E dopo aver fantasticato sulla mia nuova identità, di fianco a noi un bel parcheggio lung’Arno. Mi incastro, paghiamo la sosta e dritti alla trattoria La Casalinga, sotto consiglio del buon Landi, alias Giulio-con-la-I.

Il tempo del pranzo è tempo di confidenze: tante quelle di Lag, così instabile nel voler capire che fare nel futuro prossimo. E tante anche quelle inconsapevoli che, sempre Lag, mi stava mettendo di fronte, semplicemente ordinando delle bruschette al pomodoro e rifiutando del vino.

Mancava un ponte. Un ponte nuovo, fino ad allora assente, ma che ormai stava diventando imprescindibile nel mio intessere relazioni: il cibo, il vino, l’enogastronomia.

Sono mesi ormai che studio cibo, che lavoro col cibo, che riempio la quasi totalità del mio tempo libero col cibo. Partecipo a degustazioni, organizzo pranzi in famiglia, scelgo dove fare aperitivo in base alla selezione di Vermouth… sono appassionato e mi piace quando, a partire dalla stessa passione, si crea condivisione.
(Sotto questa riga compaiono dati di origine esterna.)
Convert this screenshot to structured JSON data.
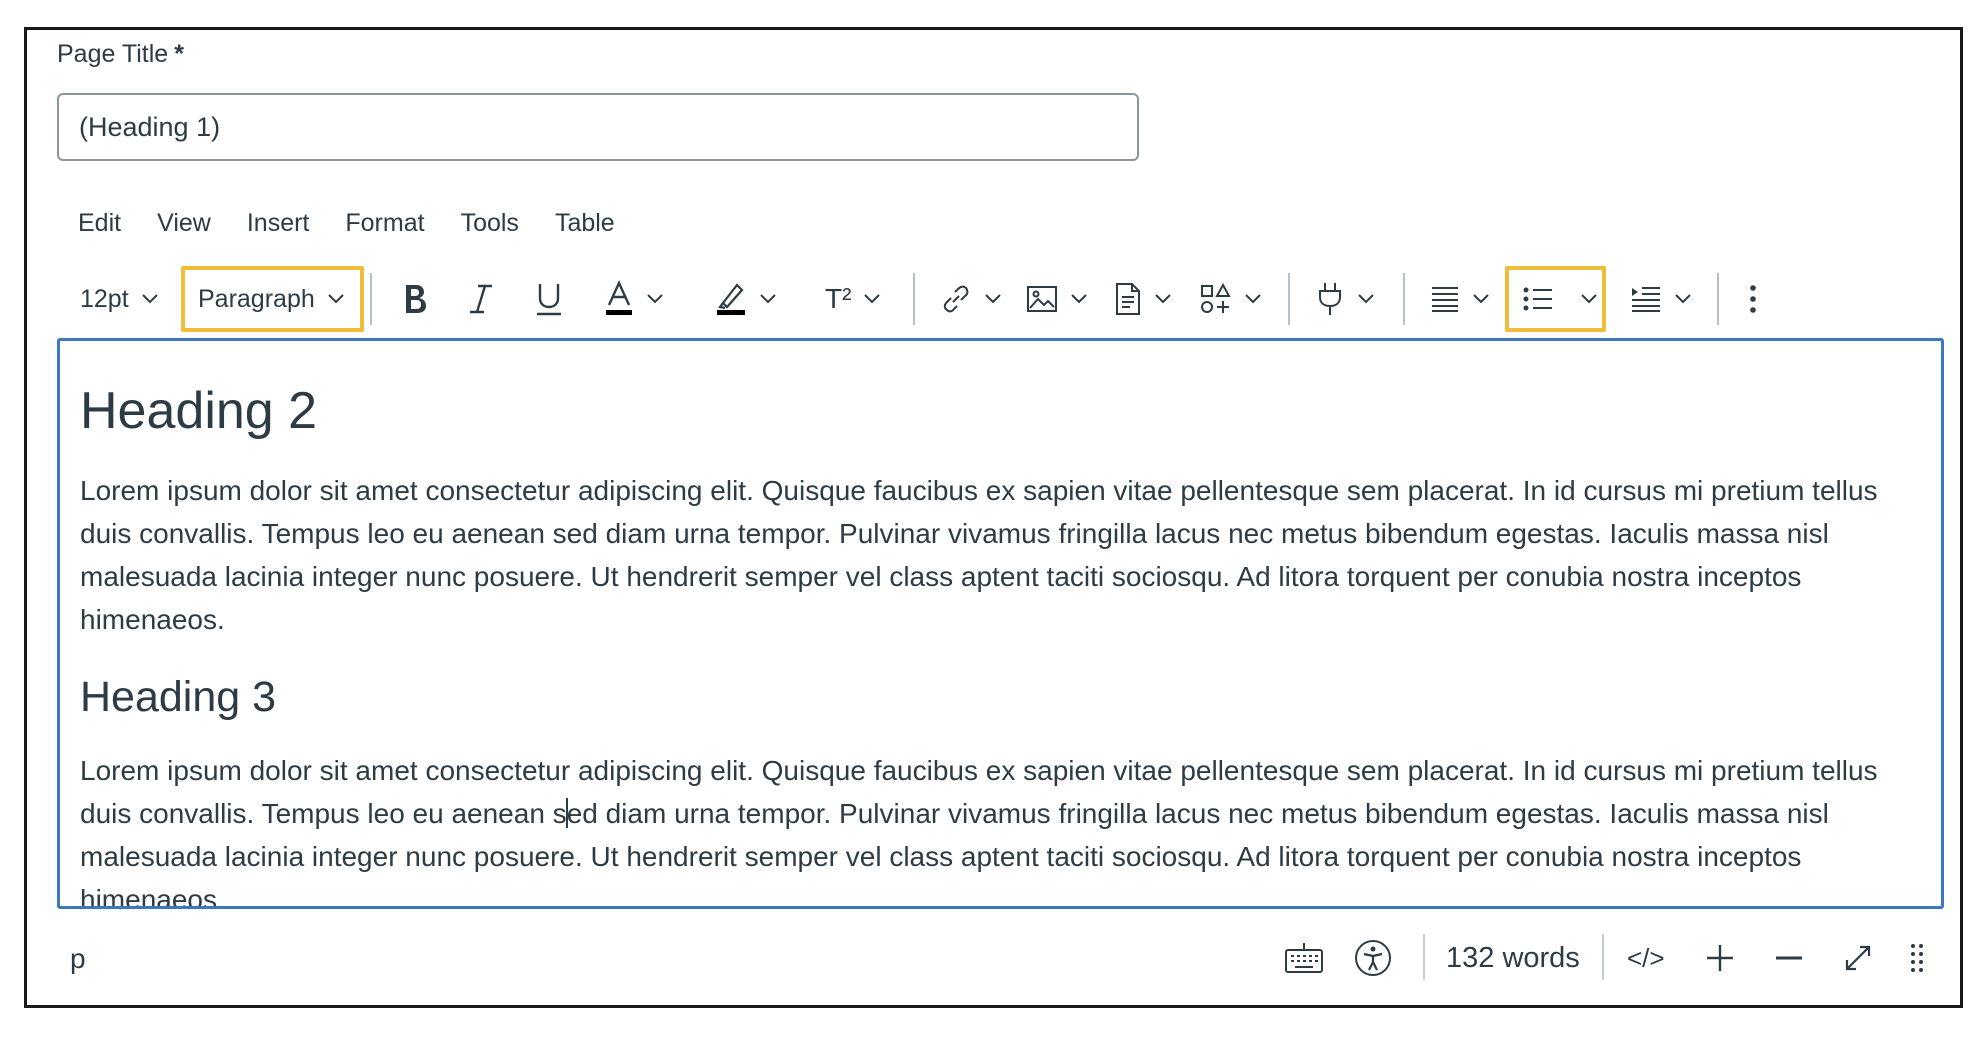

Io e Lag però avevamo legato mediante un altro linguaggio: la nostra amicizia era figlia della vulnerabilità e il ponte che ci metteva in contatto, così solido e imperituro, aveva basamenti su parole di amore, sentimenti, e dolore. Entrambi appena lasciati dalle rispettive ragazze, avevamo trovato nell’altro un compagno con il quale parlare la stessa lingua. Così in quella trattoria, con la curiosità negli occhi di chi, in errore, si aspettava di assaggiare, commentare, scoprire ricette e segreti dell’impareggiabile cucina toscana, io, Jacopo, capii che dall’altra parte del ponte non ci sarebbe stato nessuno, ma che soprattutto, andava benissimo così.